Estimant que ni les sommets internationaux ni les mobilisations des opinions publiques dans le monde ne pourront freiner l’appétit insatiable des patrons «criminels» de ces multinationales, Ben Laden pense qu’il «faut s’y attaquer grâce à cinq mesures». D’abord, leur éducation pour qu’«ils se repentent». Ensuite, pour empêcher «la machine économique américaine», une «machine criminelle», de continuer à nuire à l’environnement, Ben Laden identifie trois éléments : les matières premières, le capital et les consommateurs. À ses yeux, «tous les peuples peuvent (à des degrés divers) avoir un impact au niveau (de ces trois facteurs)». «Si les consommateurs du monde entier achetaient moins de produits américains, cela baisserait la cadence de production des biens et réduirait par conséquent le réchauffement de la planète», dit-il. C’est assez simpliste comme raisonnement, de notre point de vue. Aussi, il propose de «réduire la consommation» des biens et services. Encore, il exhorte le peuple américain à «juger les patrons des grandes multinationales (responsables du réchauffement climatique) et leur faire-valoir, les politiciens», pour leur «crime contre l’humanité». Enfin, il appelle au boycott du dollar américain. «Nous devons arrêter d'utiliser le dollar et nous en débarrasser», dit-il. «Je sais que cela aurait des répercussions énormes, mais ce serait le seul moyen de libérer l'humanité de l'esclavage de l'Amérique et de ses entreprises, et d’éviter le pire». «La dépréciation du dollar face à l’euro (de l’ordre de +80%, selon lui) et au prix de l’or (400% depuis septembre 2001) sur les marchés sont des raisons supplémentaires pour sauter le pas et renoncer» au billet vert, à le croire.

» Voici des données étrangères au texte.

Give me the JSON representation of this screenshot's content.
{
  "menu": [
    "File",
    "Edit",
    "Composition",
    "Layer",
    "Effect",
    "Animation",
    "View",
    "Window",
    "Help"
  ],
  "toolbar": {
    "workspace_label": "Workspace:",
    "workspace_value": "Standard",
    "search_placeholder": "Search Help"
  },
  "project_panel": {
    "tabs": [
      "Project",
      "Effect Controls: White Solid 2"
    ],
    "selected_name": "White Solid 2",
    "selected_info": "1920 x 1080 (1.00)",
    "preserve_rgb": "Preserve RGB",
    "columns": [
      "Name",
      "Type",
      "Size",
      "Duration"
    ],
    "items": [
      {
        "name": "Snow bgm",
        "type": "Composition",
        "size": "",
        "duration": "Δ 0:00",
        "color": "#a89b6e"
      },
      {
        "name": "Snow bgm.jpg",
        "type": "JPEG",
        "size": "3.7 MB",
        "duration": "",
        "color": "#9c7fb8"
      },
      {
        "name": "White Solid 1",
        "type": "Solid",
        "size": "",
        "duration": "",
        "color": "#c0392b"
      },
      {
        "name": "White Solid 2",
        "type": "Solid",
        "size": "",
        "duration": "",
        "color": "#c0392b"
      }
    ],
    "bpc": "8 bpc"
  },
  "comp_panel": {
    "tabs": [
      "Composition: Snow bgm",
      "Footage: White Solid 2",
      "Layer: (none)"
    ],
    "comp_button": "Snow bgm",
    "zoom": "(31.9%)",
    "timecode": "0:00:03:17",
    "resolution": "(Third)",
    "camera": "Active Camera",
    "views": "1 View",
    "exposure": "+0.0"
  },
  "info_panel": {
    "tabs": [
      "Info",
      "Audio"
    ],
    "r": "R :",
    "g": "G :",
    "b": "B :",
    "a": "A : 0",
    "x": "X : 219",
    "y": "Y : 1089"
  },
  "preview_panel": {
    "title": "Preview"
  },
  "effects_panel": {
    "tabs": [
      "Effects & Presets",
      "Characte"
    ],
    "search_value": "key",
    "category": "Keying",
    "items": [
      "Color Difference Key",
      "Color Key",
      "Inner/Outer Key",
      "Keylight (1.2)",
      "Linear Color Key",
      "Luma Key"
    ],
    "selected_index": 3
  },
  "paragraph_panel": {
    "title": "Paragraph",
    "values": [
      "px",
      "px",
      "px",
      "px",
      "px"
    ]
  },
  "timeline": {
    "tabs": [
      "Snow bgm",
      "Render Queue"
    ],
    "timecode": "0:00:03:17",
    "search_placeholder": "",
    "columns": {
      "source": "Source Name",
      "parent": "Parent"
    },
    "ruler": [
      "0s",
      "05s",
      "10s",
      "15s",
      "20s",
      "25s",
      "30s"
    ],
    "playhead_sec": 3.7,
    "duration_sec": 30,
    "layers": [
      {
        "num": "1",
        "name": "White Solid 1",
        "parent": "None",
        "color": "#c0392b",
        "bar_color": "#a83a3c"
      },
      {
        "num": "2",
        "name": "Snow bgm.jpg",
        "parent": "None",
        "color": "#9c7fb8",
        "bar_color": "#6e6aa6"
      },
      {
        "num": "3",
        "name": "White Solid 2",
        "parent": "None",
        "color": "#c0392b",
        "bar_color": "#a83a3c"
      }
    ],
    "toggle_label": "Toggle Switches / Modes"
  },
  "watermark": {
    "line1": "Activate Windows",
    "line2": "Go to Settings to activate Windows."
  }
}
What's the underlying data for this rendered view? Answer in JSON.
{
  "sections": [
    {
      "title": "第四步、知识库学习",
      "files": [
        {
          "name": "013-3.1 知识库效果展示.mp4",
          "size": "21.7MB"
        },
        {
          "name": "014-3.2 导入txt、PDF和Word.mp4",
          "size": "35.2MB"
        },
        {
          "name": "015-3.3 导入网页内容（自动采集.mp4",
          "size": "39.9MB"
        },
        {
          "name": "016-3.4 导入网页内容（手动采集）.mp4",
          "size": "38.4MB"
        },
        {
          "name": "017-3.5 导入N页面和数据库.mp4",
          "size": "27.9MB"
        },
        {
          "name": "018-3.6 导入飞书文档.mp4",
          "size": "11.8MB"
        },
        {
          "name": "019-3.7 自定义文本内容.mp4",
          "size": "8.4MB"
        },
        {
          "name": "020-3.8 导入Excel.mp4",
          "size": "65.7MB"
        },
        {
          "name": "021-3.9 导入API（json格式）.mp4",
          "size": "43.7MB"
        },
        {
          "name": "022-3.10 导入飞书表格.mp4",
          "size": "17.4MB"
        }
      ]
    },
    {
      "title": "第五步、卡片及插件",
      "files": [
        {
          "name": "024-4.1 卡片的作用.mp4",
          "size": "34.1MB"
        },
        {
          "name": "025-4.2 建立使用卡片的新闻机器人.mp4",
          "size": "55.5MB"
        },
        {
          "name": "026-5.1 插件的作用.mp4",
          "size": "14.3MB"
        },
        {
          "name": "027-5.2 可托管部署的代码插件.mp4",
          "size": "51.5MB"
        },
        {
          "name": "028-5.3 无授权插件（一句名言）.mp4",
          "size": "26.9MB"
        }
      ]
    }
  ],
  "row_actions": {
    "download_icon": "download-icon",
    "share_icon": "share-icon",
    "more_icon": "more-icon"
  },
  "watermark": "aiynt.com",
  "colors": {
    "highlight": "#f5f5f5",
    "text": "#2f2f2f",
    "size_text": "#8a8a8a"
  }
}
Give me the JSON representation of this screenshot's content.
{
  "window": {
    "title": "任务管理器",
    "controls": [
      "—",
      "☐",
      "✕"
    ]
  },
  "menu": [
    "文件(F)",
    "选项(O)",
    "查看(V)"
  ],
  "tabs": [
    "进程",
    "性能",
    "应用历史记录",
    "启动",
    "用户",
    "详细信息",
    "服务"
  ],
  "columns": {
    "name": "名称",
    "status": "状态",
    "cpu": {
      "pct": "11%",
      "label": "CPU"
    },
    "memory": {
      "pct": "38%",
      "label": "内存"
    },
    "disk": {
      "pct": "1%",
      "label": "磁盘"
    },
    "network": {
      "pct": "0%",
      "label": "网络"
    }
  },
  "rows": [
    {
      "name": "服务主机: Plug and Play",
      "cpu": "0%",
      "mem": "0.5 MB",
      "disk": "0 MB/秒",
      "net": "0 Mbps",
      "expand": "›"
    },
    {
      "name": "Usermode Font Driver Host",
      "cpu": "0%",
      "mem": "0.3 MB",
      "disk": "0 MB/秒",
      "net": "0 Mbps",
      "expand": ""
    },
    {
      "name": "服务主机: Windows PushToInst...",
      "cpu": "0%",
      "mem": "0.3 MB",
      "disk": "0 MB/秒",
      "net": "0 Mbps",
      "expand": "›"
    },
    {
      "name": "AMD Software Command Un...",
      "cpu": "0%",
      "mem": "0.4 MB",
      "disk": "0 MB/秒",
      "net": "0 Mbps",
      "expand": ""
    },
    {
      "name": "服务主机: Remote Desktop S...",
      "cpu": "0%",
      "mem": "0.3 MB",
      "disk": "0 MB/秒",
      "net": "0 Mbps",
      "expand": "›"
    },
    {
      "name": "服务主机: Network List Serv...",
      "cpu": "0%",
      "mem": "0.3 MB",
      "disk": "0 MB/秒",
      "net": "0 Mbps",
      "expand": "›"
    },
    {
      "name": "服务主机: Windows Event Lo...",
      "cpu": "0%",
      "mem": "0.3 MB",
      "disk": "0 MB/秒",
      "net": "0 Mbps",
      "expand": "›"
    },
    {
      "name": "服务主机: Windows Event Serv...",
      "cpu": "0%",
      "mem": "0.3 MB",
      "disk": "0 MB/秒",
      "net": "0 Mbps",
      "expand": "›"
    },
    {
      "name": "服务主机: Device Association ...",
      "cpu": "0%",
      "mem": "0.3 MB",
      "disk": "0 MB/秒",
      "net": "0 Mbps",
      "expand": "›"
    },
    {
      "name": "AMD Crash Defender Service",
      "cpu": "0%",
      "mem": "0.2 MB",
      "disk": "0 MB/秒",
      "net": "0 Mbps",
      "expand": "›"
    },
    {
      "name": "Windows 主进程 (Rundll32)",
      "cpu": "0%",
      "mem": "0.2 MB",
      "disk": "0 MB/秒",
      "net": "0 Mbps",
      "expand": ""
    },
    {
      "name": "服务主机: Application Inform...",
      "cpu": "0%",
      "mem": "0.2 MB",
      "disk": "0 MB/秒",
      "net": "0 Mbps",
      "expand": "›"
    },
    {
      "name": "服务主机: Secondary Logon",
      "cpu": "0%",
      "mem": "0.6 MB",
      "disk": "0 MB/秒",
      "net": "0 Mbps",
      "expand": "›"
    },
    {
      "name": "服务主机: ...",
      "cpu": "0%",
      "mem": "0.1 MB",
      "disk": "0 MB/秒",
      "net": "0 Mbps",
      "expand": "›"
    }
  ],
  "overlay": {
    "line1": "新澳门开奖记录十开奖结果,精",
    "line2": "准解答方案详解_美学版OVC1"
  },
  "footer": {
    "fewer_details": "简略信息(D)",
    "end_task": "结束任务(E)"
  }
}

De telles mesures, adoptées par les grandes comme les petites nations, pourraient, selon Ben Laden, «isoler les États-Unis», réduire leur «production nuisible» à l’environnement et «sauver les générations futures». Aussi, «en cessant de prêter aux Américains, les pays riches les mettraient au pied du mur et les obligeraient à cesser les guerres d’Afghanistan et d’Irak», dit-il.

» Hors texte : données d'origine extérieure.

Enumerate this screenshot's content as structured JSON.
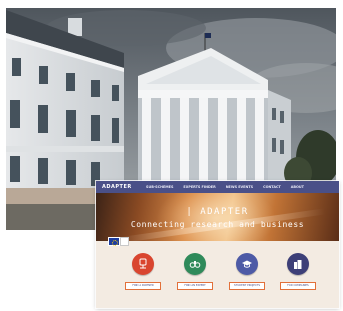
{
  "website": {
    "logo": "ADAPTER",
    "nav": [
      "SUB-SCHEMES",
      "EXPERTS FINDER",
      "NEWS EVENTS",
      "CONTACT",
      "ABOUT"
    ],
    "hero": {
      "title": "ADAPTER",
      "subtitle": "Connecting research and business"
    },
    "cards": [
      {
        "icon": "research-icon",
        "color": "#d9452f",
        "button": "FIND A PARTNER"
      },
      {
        "icon": "binoculars-icon",
        "color": "#2f8a5a",
        "button": "FIND AN EXPERT"
      },
      {
        "icon": "graduation-cap-icon",
        "color": "#4d5aa6",
        "button": "STUDENT PROJECTS"
      },
      {
        "icon": "buildings-icon",
        "color": "#3d3f78",
        "button": "FOR COMPANIES"
      }
    ]
  },
  "colors": {
    "nav_bar": "#4a5088",
    "button_border": "#e2703a",
    "page_background": "#f3ebe2"
  }
}
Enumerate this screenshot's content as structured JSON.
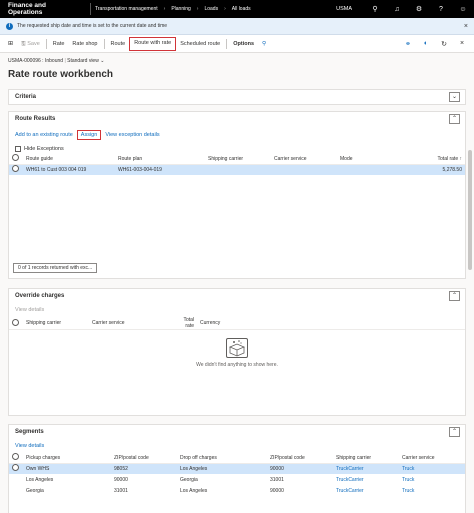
{
  "topbar": {
    "app_name": "Finance and Operations",
    "breadcrumbs": [
      "Transportation management",
      "Planning",
      "Loads",
      "All loads"
    ],
    "company": "USMA"
  },
  "infobar": {
    "message": "The requested ship date and time is set to the current date and time"
  },
  "actionbar": {
    "save": "Save",
    "rate": "Rate",
    "rate_shop": "Rate shop",
    "route": "Route",
    "route_with_rate": "Route with rate",
    "scheduled_route": "Scheduled route",
    "options": "Options"
  },
  "page": {
    "breadcrumb": "USMA-000096 : Inbound",
    "view": "Standard view",
    "title": "Rate route workbench"
  },
  "criteria": {
    "title": "Criteria"
  },
  "route_results": {
    "title": "Route Results",
    "add_link": "Add to an existing route",
    "assign_link": "Assign",
    "view_exceptions": "View exception details",
    "hide_exceptions": "Hide Exceptions",
    "columns": [
      "Route guide",
      "Route plan",
      "Shipping carrier",
      "Carrier service",
      "Mode",
      "Total rate"
    ],
    "rows": [
      {
        "route_guide": "WH61 to Cust 003 004 019",
        "route_plan": "WH61-003-004-019",
        "carrier": "",
        "service": "",
        "mode": "",
        "total": "5,278.50"
      }
    ],
    "records": "0 of 1 records returned with exc..."
  },
  "override": {
    "title": "Override charges",
    "view_details": "View details",
    "columns": [
      "Shipping carrier",
      "Carrier service",
      "Total rate",
      "Currency"
    ],
    "empty_message": "We didn't find anything to show here."
  },
  "segments": {
    "title": "Segments",
    "view_details": "View details",
    "columns": [
      "Pickup charges",
      "ZIP/postal code",
      "Drop off charges",
      "ZIP/postal code",
      "Shipping carrier",
      "Carrier service"
    ],
    "rows": [
      {
        "pickup": "Own WHS",
        "zip1": "98052",
        "dropoff": "Los Angeles",
        "zip2": "90000",
        "carrier": "TruckCarrier",
        "service": "Truck"
      },
      {
        "pickup": "Los Angeles",
        "zip1": "90000",
        "dropoff": "Georgia",
        "zip2": "31001",
        "carrier": "TruckCarrier",
        "service": "Truck"
      },
      {
        "pickup": "Georgia",
        "zip1": "31001",
        "dropoff": "Los Angeles",
        "zip2": "90000",
        "carrier": "TruckCarrier",
        "service": "Truck"
      }
    ]
  },
  "colors": {
    "accent": "#0f6cbd",
    "highlight": "#d13438",
    "selected_row": "#cfe4fa"
  }
}
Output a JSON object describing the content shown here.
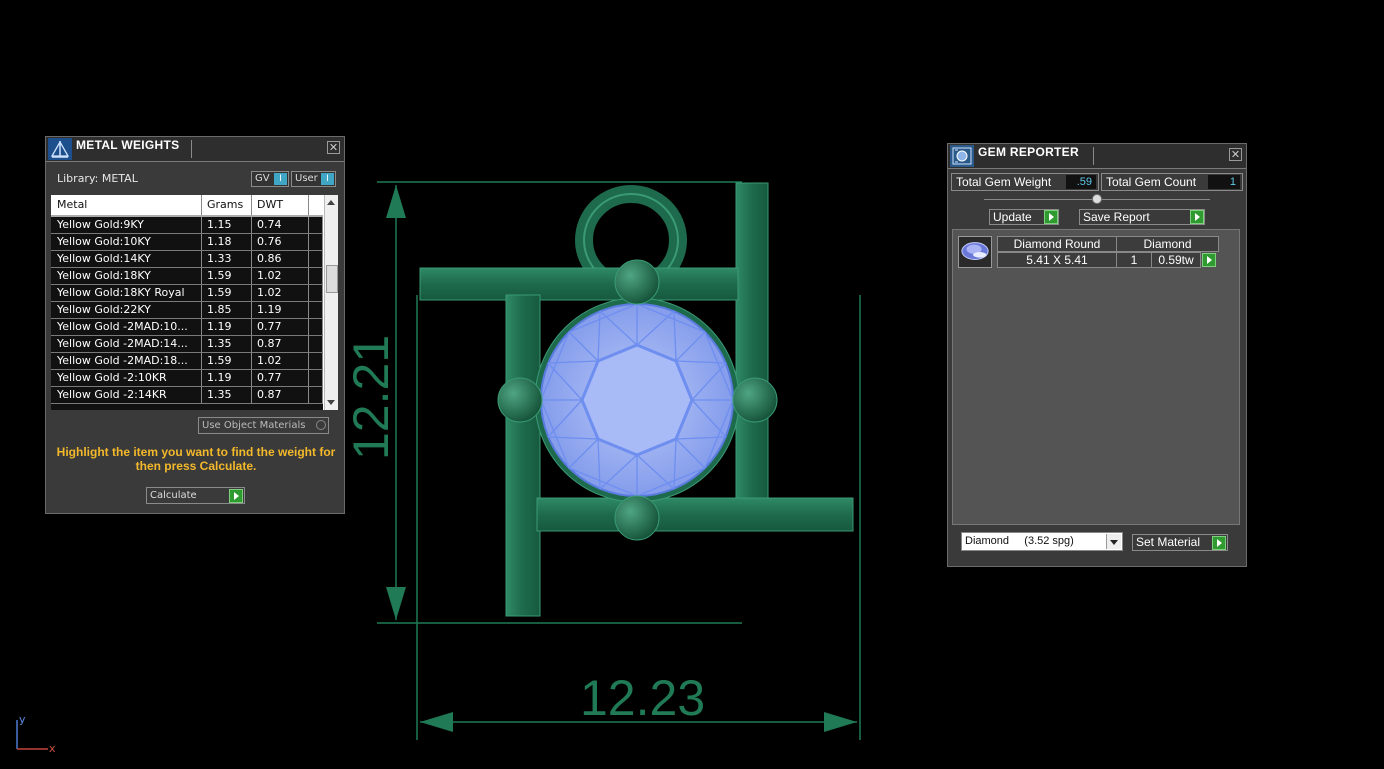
{
  "viewport": {
    "dim_width": "12.23",
    "dim_height": "12.21",
    "axis_x": "x",
    "axis_y": "y",
    "colors": {
      "model": "#1f6e4e",
      "stone": "#8da6f5",
      "dimension": "#1f7a55"
    }
  },
  "metal_weights": {
    "title": "METAL WEIGHTS",
    "library_label": "Library: METAL",
    "toggles": {
      "gv_label": "GV",
      "gv_indicator": "I",
      "user_label": "User",
      "user_indicator": "I"
    },
    "columns": [
      "Metal",
      "Grams",
      "DWT"
    ],
    "rows": [
      {
        "metal": "Yellow Gold:9KY",
        "grams": "1.15",
        "dwt": "0.74"
      },
      {
        "metal": "Yellow Gold:10KY",
        "grams": "1.18",
        "dwt": "0.76"
      },
      {
        "metal": "Yellow Gold:14KY",
        "grams": "1.33",
        "dwt": "0.86"
      },
      {
        "metal": "Yellow Gold:18KY",
        "grams": "1.59",
        "dwt": "1.02"
      },
      {
        "metal": "Yellow Gold:18KY Royal",
        "grams": "1.59",
        "dwt": "1.02"
      },
      {
        "metal": "Yellow Gold:22KY",
        "grams": "1.85",
        "dwt": "1.19"
      },
      {
        "metal": "Yellow Gold -2MAD:10...",
        "grams": "1.19",
        "dwt": "0.77"
      },
      {
        "metal": "Yellow Gold -2MAD:14...",
        "grams": "1.35",
        "dwt": "0.87"
      },
      {
        "metal": "Yellow Gold -2MAD:18...",
        "grams": "1.59",
        "dwt": "1.02"
      },
      {
        "metal": "Yellow Gold -2:10KR",
        "grams": "1.19",
        "dwt": "0.77"
      },
      {
        "metal": "Yellow Gold -2:14KR",
        "grams": "1.35",
        "dwt": "0.87"
      }
    ],
    "use_object_materials": "Use Object Materials",
    "hint": "Highlight the item you want to find the weight for then press Calculate.",
    "calculate_label": "Calculate",
    "hint_color": "#f3b92a"
  },
  "gem_reporter": {
    "title": "GEM REPORTER",
    "total_weight_label": "Total Gem Weight",
    "total_weight_value": ".59",
    "total_count_label": "Total Gem Count",
    "total_count_value": "1",
    "update_label": "Update",
    "save_report_label": "Save Report",
    "gem": {
      "name": "Diamond Round",
      "material": "Diamond",
      "size": "5.41 X 5.41",
      "count": "1",
      "weight": "0.59tw"
    },
    "material_select": "Diamond     (3.52 spg)",
    "set_material_label": "Set Material"
  }
}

L’altermondialisme à la sauce Ben Laden

Si on ne connaissait pas qui est Oussama Ben Laden en réalité, on l’aurait pris pour un écolo doublé d’un ardent altermondialiste. Si on la dépouille de ses quelques références religieuses, sa rhétorique anti-américaine a des accents «marxistes» assez prononcés et tout altermondialiste de gauche pourrait s’y reconnaître aisément.
Pour le chef d’Al-Qaïda, la mondialisation est un phénomène économique à condamner. Ceux qui en font la promotion, c’est-à-dire les grandes corporations, ce sont eux qui sont responsables du changement climatique. Sans oublier l’augmentation du nombre des nouveaux pauvres et des chômeurs» et l’hypothèque de «l’avenir des générations futures».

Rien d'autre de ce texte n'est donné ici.